Emily ponownie spojrzała na zegarek i obróciwszy się na pięcie, ruszyła z powrotem w stronę gabinetu.

– Moja firma prowadzi program pod nazwą „Gimnastyka w Czasie Lunchu”. Sami instalujemy urządzenia do ćwiczeń i prowadzimy serwis. Pan płaci za ich wynajem. Nasze stawki nie są konkurencyjne, bo też nie mamy konkurentów. Mimo to, są całkiem rozsądne. Gwarantujemy panu wzrost wydajności pańskich pracownic już przed upływem pierwszych sześciu miesięcy funkcjonowania programu. Moi ludzie mogą zjawić się u pana za tydzień. Za dziesięć dni rozpoczną się pierwsze zajęcia. Jeśli zdecyduje się pan wprowadzić w swojej firmie „Gimnastykę w Czasie Lunchu”, to proponuję, żeby pracownicy uczestniczyli w nim obowiązkowo. No, ale czas już minął.

Emily wręczyła panu Mangrove cienką kopertę i ruszyła w stronę drzwi.

– Do jutra rana może się pan ze mną kontaktować w hotelu Plaża. Albo proszę zadzwonić do siedziby firny w New Jersey. Ewentualnie, jeśli będzie pan chciał pozbyć się tych paru centymetrów, wystarczy jeden telefon. – Emily była już w recepcji. Przechyliła głowę doskonale zdając sobie sprawę z tego, że Mangrove wciąż za nią stoi. – Niech pan zapyta tę panią, ile ma nadwagi – szepnęła mu.

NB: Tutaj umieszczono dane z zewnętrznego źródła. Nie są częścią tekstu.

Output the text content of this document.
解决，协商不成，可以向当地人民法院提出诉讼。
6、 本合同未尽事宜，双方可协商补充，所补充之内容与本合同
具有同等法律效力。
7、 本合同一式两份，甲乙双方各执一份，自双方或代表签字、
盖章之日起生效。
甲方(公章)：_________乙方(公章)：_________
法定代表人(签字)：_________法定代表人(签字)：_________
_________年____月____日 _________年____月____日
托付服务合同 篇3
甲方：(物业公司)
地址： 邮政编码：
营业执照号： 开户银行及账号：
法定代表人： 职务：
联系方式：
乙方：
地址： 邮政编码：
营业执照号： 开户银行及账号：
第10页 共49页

– Proszę zaczekać; mam jeszcze kilka minut – powiedział Mangrove.

– Panno Devers, jaką ma pani nadwagę? – rzucił prosto z mostu.

– Bardzo przepraszam, panie Mangrove, ale czy nie sądzi pan, że to raczej moja osobista sprawa?

– Nie, nie sądzę. Proszę zwyczajnie odpowiedzieć na moje pytanie. I nie chcę więcej widzieć, jak pani pogryza ten batonik.

– Sam mi go pan dał, panie Mangrove – odparła podenerwowana.

– A jeśli chodzi o nadwagę, to mam osiem kilo – dodała szeptem.

Emily wyszczerzyła zęby w uśmiechu.

– Proszę zaczekać jeszcze chwilkę, pani Thorn, mam trochę więcej czasu.

– Ale ja nie mam, panie Mangrove. Powiedziałam, że potrzebuję dziesięciu minut i zawsze dotrzymuję słowa.

Kiedy wychodziła z budynku dobiegł ją głos Mangrove’a:

– Ten batonik był przeznaczony dla klientów.

Usadowiwszy się w samochodzie, Emily zrzuciła buty i nalała sobie lampkę wina z wyjętej z barku butelki. Była tak pewna, że tych sześć korporacji, które odwiedziła, stanie się jej klientami, że postanowiła toastem uczcić swój sukces. A jeszcze jak powie o wszystkim koleżankom i Benowi, będą się cieszyć równie szaleńczo jak ona sama. Gdyby wszystkie sześć firm wykupiło program „Gimnastyka w Czasie Lunchu”, ona i jej przyjaciółki zarobiłyby dodatkowo czterysta tysięcy dolarów w ciągu roku. A sprzedając jeszcze dietetyczną żywność, mogłyby podwoić ten dochód.

Emily nalała sobie drugi kieliszek. Gdy go wypiła, zapytała kierowcę, jak daleko znajdują się od hotelu.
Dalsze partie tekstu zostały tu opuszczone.